AZ's fixed-price deal on Iressa gets NICE nod

Bayer may have lost out in the U.K. on Nexavar, but that doesn't mean the National Institute for Health and Clinical Excellence isn't open to new cancer drugs--it's just further evidence that the price has to be right.

And in the case of AstraZeneca's (NYSE: AZN) Iressa, it was. The lung cancer pill got a recommendation from the cost-effectiveness watchdog for use by the National Health Service, but only after the company offered an unusual fixed-price arrangement. Iressa will be supplied to the NHS at £12,200 ($17,560) per patient, regardless of how long treatment lasts.
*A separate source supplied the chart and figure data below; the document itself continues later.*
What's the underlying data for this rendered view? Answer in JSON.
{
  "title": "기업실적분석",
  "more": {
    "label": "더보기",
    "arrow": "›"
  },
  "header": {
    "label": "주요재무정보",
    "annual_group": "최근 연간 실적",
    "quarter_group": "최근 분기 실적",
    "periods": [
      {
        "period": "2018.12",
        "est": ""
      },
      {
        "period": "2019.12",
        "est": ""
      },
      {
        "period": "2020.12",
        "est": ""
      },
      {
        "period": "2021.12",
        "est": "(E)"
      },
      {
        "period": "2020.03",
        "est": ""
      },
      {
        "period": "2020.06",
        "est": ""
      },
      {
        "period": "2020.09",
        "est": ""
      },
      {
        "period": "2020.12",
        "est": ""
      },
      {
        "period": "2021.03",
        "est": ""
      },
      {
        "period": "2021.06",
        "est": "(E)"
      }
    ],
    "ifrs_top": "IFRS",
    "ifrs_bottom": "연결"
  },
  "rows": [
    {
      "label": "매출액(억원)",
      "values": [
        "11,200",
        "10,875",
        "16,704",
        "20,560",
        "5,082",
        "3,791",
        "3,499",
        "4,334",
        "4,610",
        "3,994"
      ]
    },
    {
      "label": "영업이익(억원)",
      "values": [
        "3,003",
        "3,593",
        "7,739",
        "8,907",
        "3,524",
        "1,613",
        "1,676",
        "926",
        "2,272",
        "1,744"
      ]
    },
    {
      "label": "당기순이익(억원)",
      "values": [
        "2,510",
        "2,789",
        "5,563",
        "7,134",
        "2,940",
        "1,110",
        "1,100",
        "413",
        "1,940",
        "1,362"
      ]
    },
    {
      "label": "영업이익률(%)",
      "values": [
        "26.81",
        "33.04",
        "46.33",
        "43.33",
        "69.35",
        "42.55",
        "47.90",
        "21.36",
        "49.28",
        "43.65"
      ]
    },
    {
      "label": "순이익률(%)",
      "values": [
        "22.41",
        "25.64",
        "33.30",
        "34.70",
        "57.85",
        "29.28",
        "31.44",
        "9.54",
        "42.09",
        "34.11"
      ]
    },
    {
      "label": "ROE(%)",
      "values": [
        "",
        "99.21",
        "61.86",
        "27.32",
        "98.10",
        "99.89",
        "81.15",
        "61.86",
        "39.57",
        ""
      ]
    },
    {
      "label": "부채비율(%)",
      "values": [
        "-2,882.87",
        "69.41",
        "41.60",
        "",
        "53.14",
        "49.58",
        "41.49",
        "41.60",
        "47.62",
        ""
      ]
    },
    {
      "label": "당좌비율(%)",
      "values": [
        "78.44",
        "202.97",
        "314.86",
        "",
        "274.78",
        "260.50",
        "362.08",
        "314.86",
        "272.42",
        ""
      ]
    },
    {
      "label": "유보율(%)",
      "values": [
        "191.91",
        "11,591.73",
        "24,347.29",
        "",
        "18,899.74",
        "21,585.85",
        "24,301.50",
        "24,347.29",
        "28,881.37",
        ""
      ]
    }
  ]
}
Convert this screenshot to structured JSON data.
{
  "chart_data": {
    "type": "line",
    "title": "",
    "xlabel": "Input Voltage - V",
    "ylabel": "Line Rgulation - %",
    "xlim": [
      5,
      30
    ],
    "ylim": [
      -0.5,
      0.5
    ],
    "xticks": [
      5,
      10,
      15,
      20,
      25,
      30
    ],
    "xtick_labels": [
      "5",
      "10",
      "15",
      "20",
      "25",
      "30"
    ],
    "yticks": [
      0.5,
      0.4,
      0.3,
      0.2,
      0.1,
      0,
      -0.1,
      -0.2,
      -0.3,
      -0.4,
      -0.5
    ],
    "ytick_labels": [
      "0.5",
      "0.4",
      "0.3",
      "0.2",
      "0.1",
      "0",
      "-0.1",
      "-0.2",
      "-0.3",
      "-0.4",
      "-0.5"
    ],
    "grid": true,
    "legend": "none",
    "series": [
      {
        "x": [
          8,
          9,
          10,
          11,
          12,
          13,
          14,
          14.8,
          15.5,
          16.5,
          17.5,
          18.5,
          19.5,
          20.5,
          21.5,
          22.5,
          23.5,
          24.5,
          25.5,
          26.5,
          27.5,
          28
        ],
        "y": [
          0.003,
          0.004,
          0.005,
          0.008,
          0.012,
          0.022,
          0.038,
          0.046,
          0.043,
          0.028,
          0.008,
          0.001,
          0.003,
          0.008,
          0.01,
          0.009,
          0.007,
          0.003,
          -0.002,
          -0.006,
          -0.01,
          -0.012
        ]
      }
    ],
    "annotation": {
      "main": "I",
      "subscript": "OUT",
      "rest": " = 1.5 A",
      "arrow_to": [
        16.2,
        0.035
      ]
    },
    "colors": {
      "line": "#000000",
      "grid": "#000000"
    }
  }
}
And the NHS won't pay at all for patients who use Iressa for less than three months.

As an AstraZeneca spokeswoman told Reuters, "It has been designed to ensure value for money for the NHS and to enable the budget impact to be predicted more accurately." Final guidance on Iressa is expected from NICE later this year.

The NICE judgment on Iressa comes after European regulators approved the drug for patients whose tumors have an EGFR mutation. That decision, as Reuters points out, reversed the fortunes of a drug that had proven of little benefit to the overall population of lung cancer patients. So, Iressa's victory at NICE is not only a victory for AstraZeneca, but an affirmation of personalized cancer treatment--and another reminder that purveyors of pricey cancer meds have to be ready to wheel and deal, at least in the U.K.